Ah yes, we found that paper in the course of our discussions (not sure if you were at that meeting).

If I'm reading correctly this paper is about tests to distinguish extrapositions vs. clefts. It's not claiming that extraposition is an appropriate analysis of some clefts. p. 13: "the present paper argues that the two constructions can be reliably distinguished from each other"

p. 11:

The exact status of the cleft clause has similarly provoked debate, with opinions ranging from those arguing strongly for its analysis as a relative clause (Hedberg 1990; Huddleston and Pullum 2002) to those still holding notable differences between relative clauses and the nature of cleft clauses 7 (Quirk and Greenbaum 1985; Miller 1996; Miller and Weinert 1996; Miller 1999; Biber et al. 1999). However, it suffices to say that most studies converge on the idea that cleft clauses are at least reminiscent of, even if not identical with, relative clauses.

So, cleft clauses are similar to relative clauses, but views differ as to whether they should be called relative clauses.

This suggests that advcl:cleft might be an alternative to advcl:relcl. (I know some treebanks for other languages use a :cleft subtype.) But there wasn't much appetite for this when we discussed it. (I personally could go either way on the label, but it would create an additional subtype, which I know we generally want to avoid.)

p. 18 addresses PPs:

it is not always the case that clefted constituents function as arguments of the cleft clause which they relate to. That is, in some cases, the cleft clause is not exactly a relative clause and the clefted constituent is rather an adjunct of the cleft clause. In such cases, the gap test does not hold in the same way as we have seen earlier, since the cleft clause is ‘complete’ without the ‘missing’ clefted constituent. Consider example (15a):

(15a) TS and i think i’ll be i’m sure i’ll get maturity onset diabetes KA it’s for the sugar that it has to secrete the insulin

The clefted constituent for the sugar is an adjunct of the cleft clause it has to secrete the insulin since it is optional and the clause is complete without it (admittedly, the cleft clause does allow the PP to be present, but it does not require it). Hence in examples such as (15a), the gap test may be considered a weaker and perhaps not entirely convincing means for establishing the desired cleft classification.

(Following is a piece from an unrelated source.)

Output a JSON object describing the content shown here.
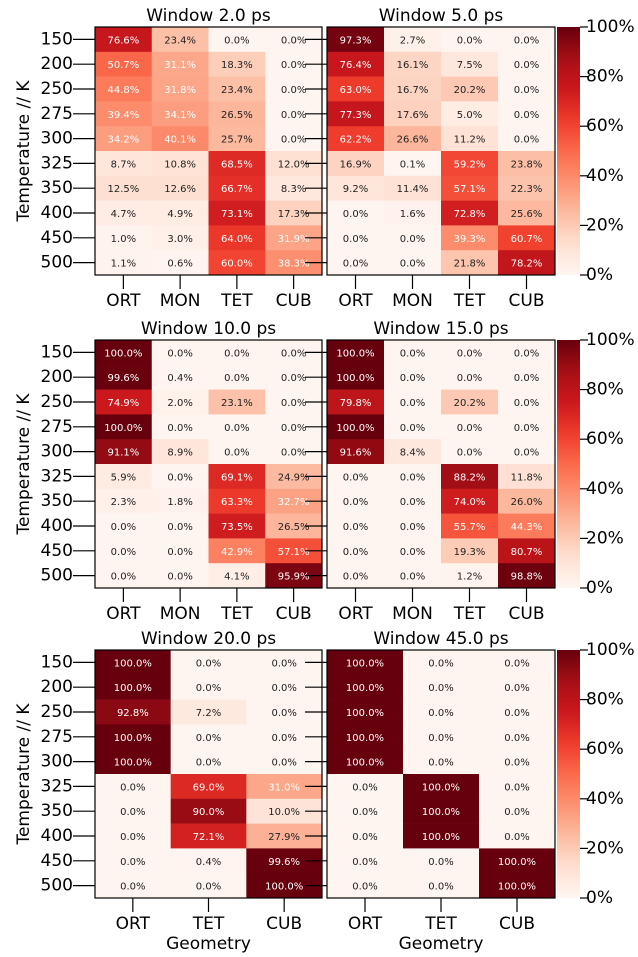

So, the author is saying this is a PP cleft, not an extraposition. But the PP is an adjunct to the clefted clause, so in her terms it is "not exactly a relative clause". She seems to be assuming that a relative clause has to be incomplete on its own, i.e., have an extracted argument (rather than adjunct). That stricter definition would mean that free relatives headed by "where", "how", etc. ("This is where I learned to play the banjo") do not properly contain a relative clause.

nschneid commented 2 years ago

The it-clefts are now easy to find: http://universal.grew.fr/?custom=6341ecaa73d91

Closing for now. We may want to reconsider the approach after comparing across languages, for example. With the it-clefts identified, any change should be straightforward to implement.